Tentu masih segar dalam ingatan kita pengalaman di bawah pemerintahan

Orde Baru yang represif.

Kekuasaan turut menentukan apa yang boleh dipelajari, apa yang dilarang. Saat itu bahkan intelijen bisa hadir di ruang kelas, mengikuti ceramah akademis dan ikut menentukan buku apa yang boleh dan harus dibaca. Intervensi kekuasaan juga berimplikasi pada pendanaan. Topik penelitian yang disukai oleh penguasa akan mendapat kucuran dana besar. Sebaliknya, gagasan yang berseberangan atau paradigma yang berlawanan, tidak akan mendapat dukungan pendanaan yang memadai.

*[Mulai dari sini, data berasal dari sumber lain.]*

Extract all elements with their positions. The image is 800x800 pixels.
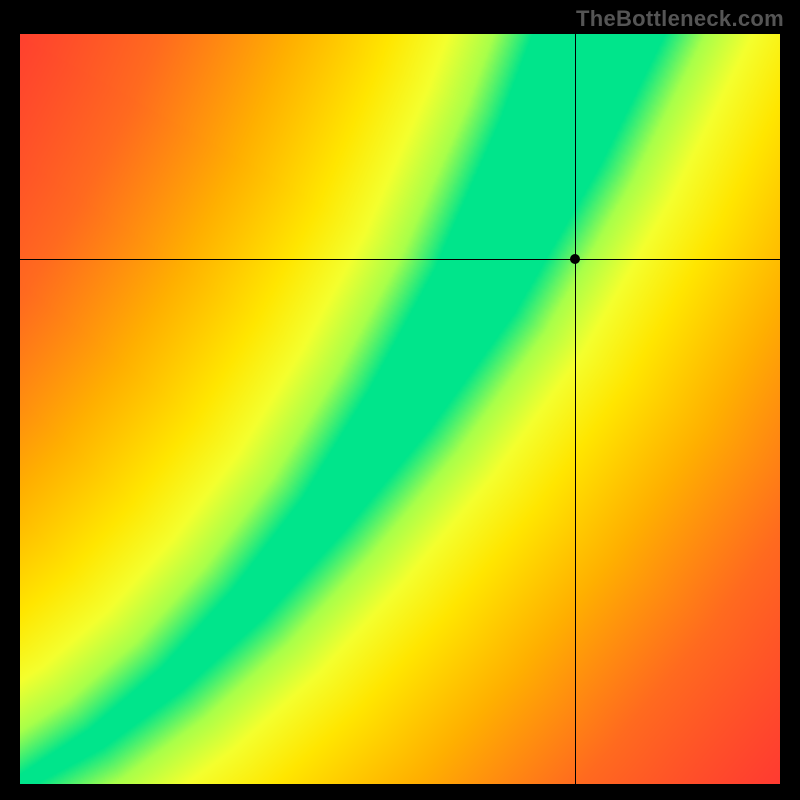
heatmap-plot: [20, 34, 780, 784]
crosshair-marker: [570, 254, 580, 264]
crosshair-vertical: [575, 34, 576, 784]
crosshair-horizontal: [20, 259, 780, 260]
chart-frame: TheBottleneck.com: [0, 0, 800, 800]
watermark-text: TheBottleneck.com: [576, 6, 784, 32]
heatmap-canvas: [20, 34, 780, 784]
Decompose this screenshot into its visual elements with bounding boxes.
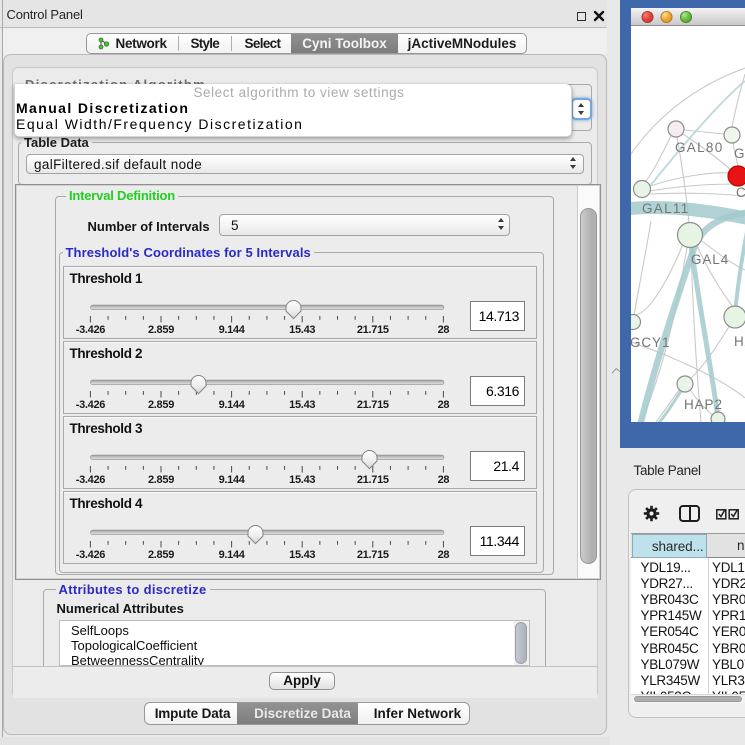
svg-text:21.715: 21.715: [356, 399, 388, 411]
svg-text:9.144: 9.144: [218, 324, 245, 336]
svg-text:28: 28: [437, 399, 449, 411]
svg-text:-3.426: -3.426: [75, 324, 105, 336]
svg-text:9.144: 9.144: [218, 474, 245, 486]
svg-text:2.859: 2.859: [147, 474, 173, 486]
svg-text:-3.426: -3.426: [75, 549, 105, 561]
svg-text:28: 28: [437, 474, 449, 486]
svg-text:-3.426: -3.426: [75, 474, 105, 486]
svg-text:HAP2: HAP2: [684, 397, 723, 412]
svg-text:C: C: [736, 185, 745, 200]
svg-text:21.715: 21.715: [356, 324, 388, 336]
svg-text:21.715: 21.715: [356, 474, 388, 486]
svg-text:15.43: 15.43: [289, 549, 315, 561]
svg-text:21.715: 21.715: [356, 549, 388, 561]
svg-text:15.43: 15.43: [289, 474, 315, 486]
svg-text:2.859: 2.859: [147, 399, 173, 411]
svg-text:GAL11: GAL11: [642, 201, 690, 216]
svg-text:15.43: 15.43: [289, 324, 315, 336]
svg-text:9.144: 9.144: [218, 399, 245, 411]
svg-text:GA: GA: [734, 146, 745, 161]
svg-text:HA: HA: [734, 334, 745, 349]
svg-text:2.859: 2.859: [147, 324, 173, 336]
svg-text:2.859: 2.859: [147, 549, 173, 561]
svg-text:28: 28: [437, 549, 449, 561]
svg-text:15.43: 15.43: [289, 399, 315, 411]
svg-text:GAL80: GAL80: [675, 140, 724, 155]
svg-text:GCY1: GCY1: [631, 335, 670, 350]
svg-text:-3.426: -3.426: [75, 399, 105, 411]
svg-text:GAL4: GAL4: [691, 252, 729, 267]
svg-text:28: 28: [437, 324, 449, 336]
svg-text:9.144: 9.144: [218, 549, 245, 561]
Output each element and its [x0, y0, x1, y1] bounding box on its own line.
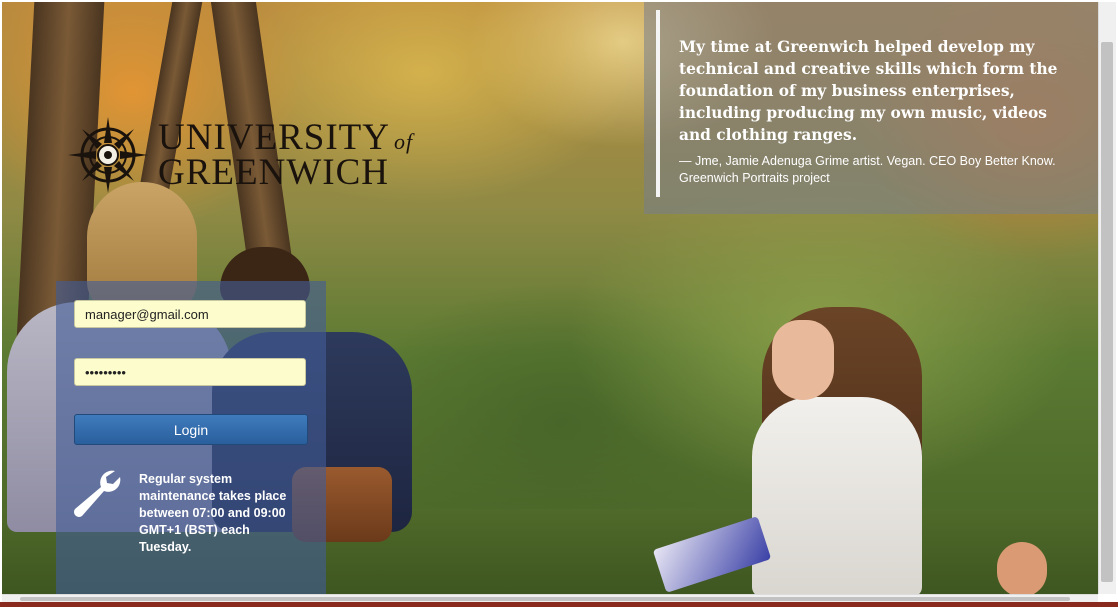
student-right-face: [772, 320, 834, 400]
compass-rose-icon: [68, 117, 148, 193]
horizontal-scroll-thumb[interactable]: [20, 597, 1070, 601]
testimonial-quote: My time at Greenwich helped develop my t…: [644, 2, 1098, 214]
logo-wordmark: UNIVERSITY of GREENWICH: [158, 116, 414, 193]
quote-text: My time at Greenwich helped develop my t…: [679, 38, 1058, 144]
logo-line-university: UNIVERSITY: [158, 116, 390, 158]
quote-citation: — Jme, Jamie Adenuga Grime artist. Vegan…: [679, 154, 1056, 185]
login-button[interactable]: Login: [74, 414, 308, 445]
password-field[interactable]: [74, 358, 306, 386]
maintenance-notice: Regular system maintenance takes place b…: [139, 472, 287, 554]
wrench-icon: [74, 470, 121, 517]
quote-bar: [656, 10, 660, 197]
logo-of: of: [393, 128, 414, 154]
student-right-coat: [752, 397, 922, 594]
email-field[interactable]: [74, 300, 306, 328]
university-logo: UNIVERSITY of GREENWICH: [66, 116, 413, 194]
bottom-strip: [0, 602, 1118, 607]
logo-line-greenwich: GREENWICH: [158, 152, 389, 193]
vertical-scroll-thumb[interactable]: [1101, 42, 1113, 582]
background-person: [997, 542, 1047, 594]
vertical-scrollbar[interactable]: [1098, 2, 1116, 594]
login-panel: Login Regular system maintenance takes p…: [56, 281, 326, 594]
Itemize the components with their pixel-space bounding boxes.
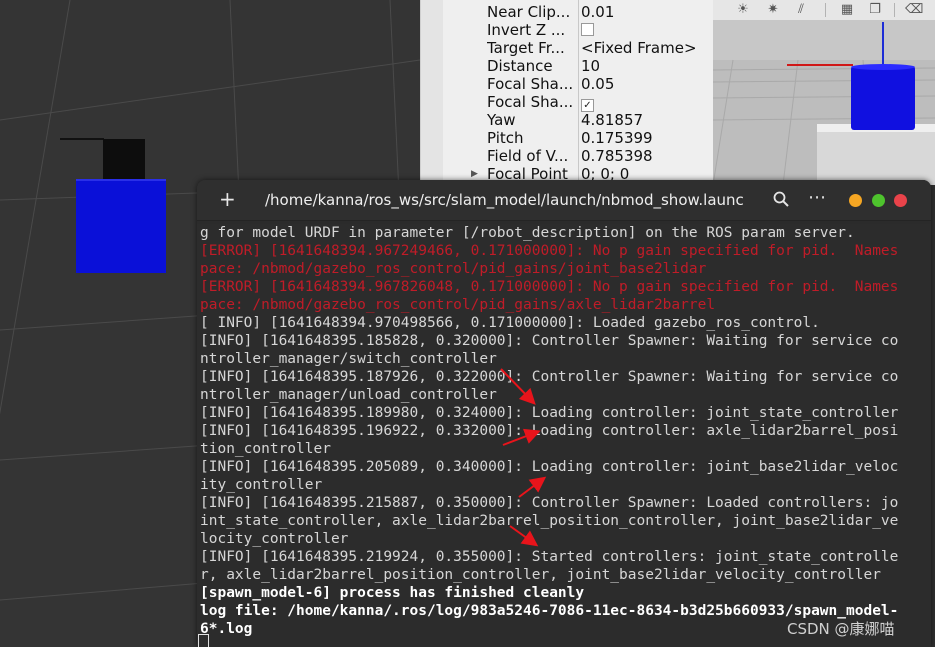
- log-line: int_state_controller, axle_lidar2barrel_…: [200, 513, 899, 529]
- robot-model[interactable]: [60, 138, 166, 273]
- log-line: [INFO] [1641648395.215887, 0.350000]: Co…: [200, 495, 899, 511]
- log-line: [INFO] [1641648395.187926, 0.322000]: Co…: [200, 369, 899, 385]
- property-row[interactable]: Near Clip... 0.01: [421, 3, 714, 21]
- property-value[interactable]: 0.785398: [581, 147, 653, 165]
- property-row[interactable]: Pitch 0.175399: [421, 129, 714, 147]
- terminal-cursor: [198, 634, 209, 647]
- log-line: g for model URDF in parameter [/robot_de…: [200, 225, 855, 241]
- rviz-robot[interactable]: [851, 66, 915, 130]
- grid-icon[interactable]: ▦: [839, 2, 855, 18]
- property-key: Field of V...: [487, 147, 569, 165]
- rviz-render-panel[interactable]: ☀ ✷ ⫽ ▦ ❐ ⌫: [713, 0, 935, 185]
- rviz-view-properties[interactable]: Near Clip... 0.01 Invert Z ... Target Fr...…: [420, 0, 714, 185]
- property-value[interactable]: 0.05: [581, 75, 614, 93]
- close-button[interactable]: [894, 194, 907, 207]
- property-value[interactable]: 4.81857: [581, 111, 643, 129]
- error-line: [ERROR] [1641648394.967826048, 0.1710000…: [200, 279, 899, 295]
- property-key: Target Fr...: [487, 39, 565, 57]
- property-key: Yaw: [487, 111, 516, 129]
- rviz-pedestal: [817, 130, 935, 185]
- new-tab-button[interactable]: +: [219, 188, 236, 210]
- log-line: r, axle_lidar2barrel_position_controller…: [200, 567, 881, 583]
- log-line: [INFO] [1641648395.185828, 0.320000]: Co…: [200, 333, 899, 349]
- menu-button[interactable]: ⋯: [808, 187, 827, 208]
- property-row[interactable]: Distance 10: [421, 57, 714, 75]
- lights-icon[interactable]: ✷: [765, 2, 781, 18]
- trash-icon[interactable]: ⌫: [905, 2, 923, 18]
- log-line: [INFO] [1641648395.219924, 0.355000]: St…: [200, 549, 899, 565]
- log-line: [INFO] [1641648395.189980, 0.324000]: Lo…: [200, 405, 899, 421]
- property-value[interactable]: 0.01: [581, 3, 614, 21]
- terminal-titlebar[interactable]: + /home/kanna/ros_ws/src/slam_model/laun…: [197, 180, 931, 221]
- property-key: Focal Sha...: [487, 93, 574, 111]
- toolbar-separator: [825, 3, 826, 17]
- sun-icon[interactable]: ☀: [735, 2, 751, 18]
- terminal-output[interactable]: g for model URDF in parameter [/robot_de…: [197, 224, 931, 647]
- property-checkbox[interactable]: [581, 23, 594, 36]
- property-row[interactable]: Invert Z ...: [421, 21, 714, 39]
- robot-lidar: [103, 139, 145, 183]
- property-row[interactable]: Target Fr... <Fixed Frame>: [421, 39, 714, 57]
- property-key: Distance: [487, 57, 553, 75]
- toolbar-separator: [894, 3, 895, 17]
- property-key: Focal Sha...: [487, 75, 574, 93]
- watermark: CSDN @康娜喵: [787, 620, 895, 638]
- property-row[interactable]: Field of V... 0.785398: [421, 147, 714, 165]
- robot-base: [76, 180, 166, 273]
- log-line: [spawn_model-6] process has finished cle…: [200, 585, 585, 601]
- property-key: Pitch: [487, 129, 524, 147]
- error-line: pace: /nbmod/gazebo_ros_control/pid_gain…: [200, 297, 716, 313]
- search-icon[interactable]: [772, 190, 790, 208]
- log-line: [INFO] [1641648395.205089, 0.340000]: Lo…: [200, 459, 899, 475]
- terminal-window[interactable]: + /home/kanna/ros_ws/src/slam_model/laun…: [197, 180, 931, 647]
- rviz-scene: [713, 20, 935, 185]
- property-value[interactable]: [581, 21, 594, 39]
- lines-icon[interactable]: ⫽: [793, 2, 809, 18]
- log-line: ntroller_manager/unload_controller: [200, 387, 497, 403]
- terminal-title: /home/kanna/ros_ws/src/slam_model/launch…: [265, 191, 745, 209]
- log-line: [INFO] [1641648395.196922, 0.332000]: Lo…: [200, 423, 899, 439]
- property-row[interactable]: Focal Sha... 0.05: [421, 75, 714, 93]
- property-key: Near Clip...: [487, 3, 571, 21]
- property-row[interactable]: Yaw 4.81857: [421, 111, 714, 129]
- log-line: ntroller_manager/switch_controller: [200, 351, 497, 367]
- log-line: tion_controller: [200, 441, 331, 457]
- error-line: pace: /nbmod/gazebo_ros_control/pid_gain…: [200, 261, 707, 277]
- log-line: [ INFO] [1641648394.970498566, 0.1710000…: [200, 315, 820, 331]
- property-value[interactable]: 0.175399: [581, 129, 653, 147]
- maximize-button[interactable]: [872, 194, 885, 207]
- copy-icon[interactable]: ❐: [867, 2, 883, 18]
- error-line: [ERROR] [1641648394.967249466, 0.1710000…: [200, 243, 899, 259]
- property-value[interactable]: ✓: [581, 93, 594, 112]
- property-value[interactable]: 10: [581, 57, 600, 75]
- log-line: ity_controller: [200, 477, 323, 493]
- rviz-toolbar: ☀ ✷ ⫽ ▦ ❐ ⌫: [713, 0, 935, 21]
- property-row[interactable]: Focal Sha... ✓: [421, 93, 714, 112]
- property-key: Invert Z ...: [487, 21, 566, 39]
- property-value[interactable]: <Fixed Frame>: [581, 39, 697, 57]
- log-line: locity_controller: [200, 531, 349, 547]
- minimize-button[interactable]: [849, 194, 862, 207]
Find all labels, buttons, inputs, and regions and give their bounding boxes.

Oleh sebab itu, posisi cendekiawan tidaklah setinggi seperti yang digambarkan oleh Julien Benda. Bahkan cendekiawan kerap menjadi bagian dari aparatur kekuasaan. Apalagi kekuasaan juga beroperasi, salah satunya, melalui bahasa sehingga keberadaan cendekiawan sangat diperlukan untuk mempertahankan kekuasaan.

Tentang cendekiawan, Daniel Dhakidae memberikan gambaran yang lebih realistis tentang cendekiawan. Menurutnya, cendekiawan merupakan hasil dari suatu pola hubungan antara modal, kekuasaan, dan kebudayaan. Karena itu, meskipun cendekiawan adalah anak kandung kebudayaan, eksistensinya tidak bisa dipisahkan dari modal dan kekuasaan (Dhakidae, 2003). Mengikuti pengertian ini, cendekiawan yang menjadi bagian dari kekuasaan, dapat dengan mudah tergelincir untuk menyalahgunakannya. Termasuk melakukan korupsi.

Pemilihan Umum 1999 diselenggarakan oleh KPU yang beranggotakan perwakilan partai politik. Dalam perjalanannya, KPU justru sering terperosok dalam konflik tiada akhir di antara anggotanya. Klimaksnya, hasil akhir dari Pemilu 1999 tidak ditentukan oleh KPU yang gagal menyatukan suara, melainkan oleh Presiden Habibie waktu itu.

Pada saat yang sama, berbagai dugaan korupsi merebak dalam pengadaan barang dan jasa di KPU. Korupsi diduga terjadi pada hampir seluruh pengadaan material untuk pemilu. Alih-alih mendapatkan harga murah dan menghemat keuangan negara, anggota KPU justru memberikan kontrak kepada pengusaha dekatnya. Karena korupsi, dua mantan anggota KPU telah divonis bersalah oleh pengadilan.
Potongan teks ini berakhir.